Private Letter Ruling
The response or interpretation issued by the
Internal Revenue Service to a specific taxpayer or taxpayers about a specific
question on tax law or a request for an interpretation of the tax code.
Probate
The court-supervised process of administering a
will.
Probate Estate
Property that passes to beneficiaries according
to the terms of a will.
Probated
Refers to a will that has gone through the legal
process of probate and thereby determined by a court to be either valid or
invalid.
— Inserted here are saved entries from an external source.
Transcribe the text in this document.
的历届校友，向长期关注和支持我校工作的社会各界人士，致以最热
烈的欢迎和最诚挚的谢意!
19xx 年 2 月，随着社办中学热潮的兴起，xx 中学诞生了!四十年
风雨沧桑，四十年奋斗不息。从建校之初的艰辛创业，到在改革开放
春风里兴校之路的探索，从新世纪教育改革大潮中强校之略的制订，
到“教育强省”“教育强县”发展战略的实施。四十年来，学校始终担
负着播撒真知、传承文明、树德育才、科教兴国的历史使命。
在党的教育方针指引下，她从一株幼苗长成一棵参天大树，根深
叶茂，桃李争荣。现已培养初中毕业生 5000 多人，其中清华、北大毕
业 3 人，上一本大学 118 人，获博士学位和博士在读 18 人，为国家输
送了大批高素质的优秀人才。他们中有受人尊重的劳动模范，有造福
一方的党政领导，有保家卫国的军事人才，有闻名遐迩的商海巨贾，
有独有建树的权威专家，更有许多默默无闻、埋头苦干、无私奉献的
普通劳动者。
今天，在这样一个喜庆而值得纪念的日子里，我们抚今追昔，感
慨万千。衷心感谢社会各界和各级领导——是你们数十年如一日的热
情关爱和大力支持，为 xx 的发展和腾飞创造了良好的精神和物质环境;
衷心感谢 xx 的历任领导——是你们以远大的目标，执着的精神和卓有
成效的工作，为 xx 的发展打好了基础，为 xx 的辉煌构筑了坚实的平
Once the probate process is complete and the will proven valid, the
property in the estate can be distributed according to the terms of the will. In
current usage, the term 'probate' has been expanded to generally include all
matters and proceedings relating to the administration of to estates,
guardianships, etc.
Promissory Note
A written promise committing the borrower to pay
the lender a specified sum of money either on demand or at a fixed or
determinable future date, with or without interest. Instruments meeting this
criteria are generally negotiable.
Property Damage Liability
Coverage
Part of a standard auto insurance policy that
covers you (up to the policy limit) for losses that result when you damage or
destroy someone else's personal property. This is required coverage in most
states.
Prospectus
A formal written offer to sell securities that
sets forth the plan for a proposed business enterprise or the facts concerning
an existing one that an investor needs in order to make an informed decision.
Provisions
Words, sentences, and paragraphs in an insurance
contract that specify the terms and limitations of the policy as well as the
rights and obligations of the insured and the insurer.
Proximate Cause
In property/casualty insurance, the cause of a
loss whereby that cause, the loss itself, and all intervening events form an
unbroken chain.
Public Offering
The offering to the investment public of new
securities, after registration requirements of the Securities and Exchange
commission (SEC) have been complied with, at a public offering price agreed upon
by the issuer and the investment bankers.
Pure Insurance
The difference between the face amount of a life
insurance policy and and its cash value.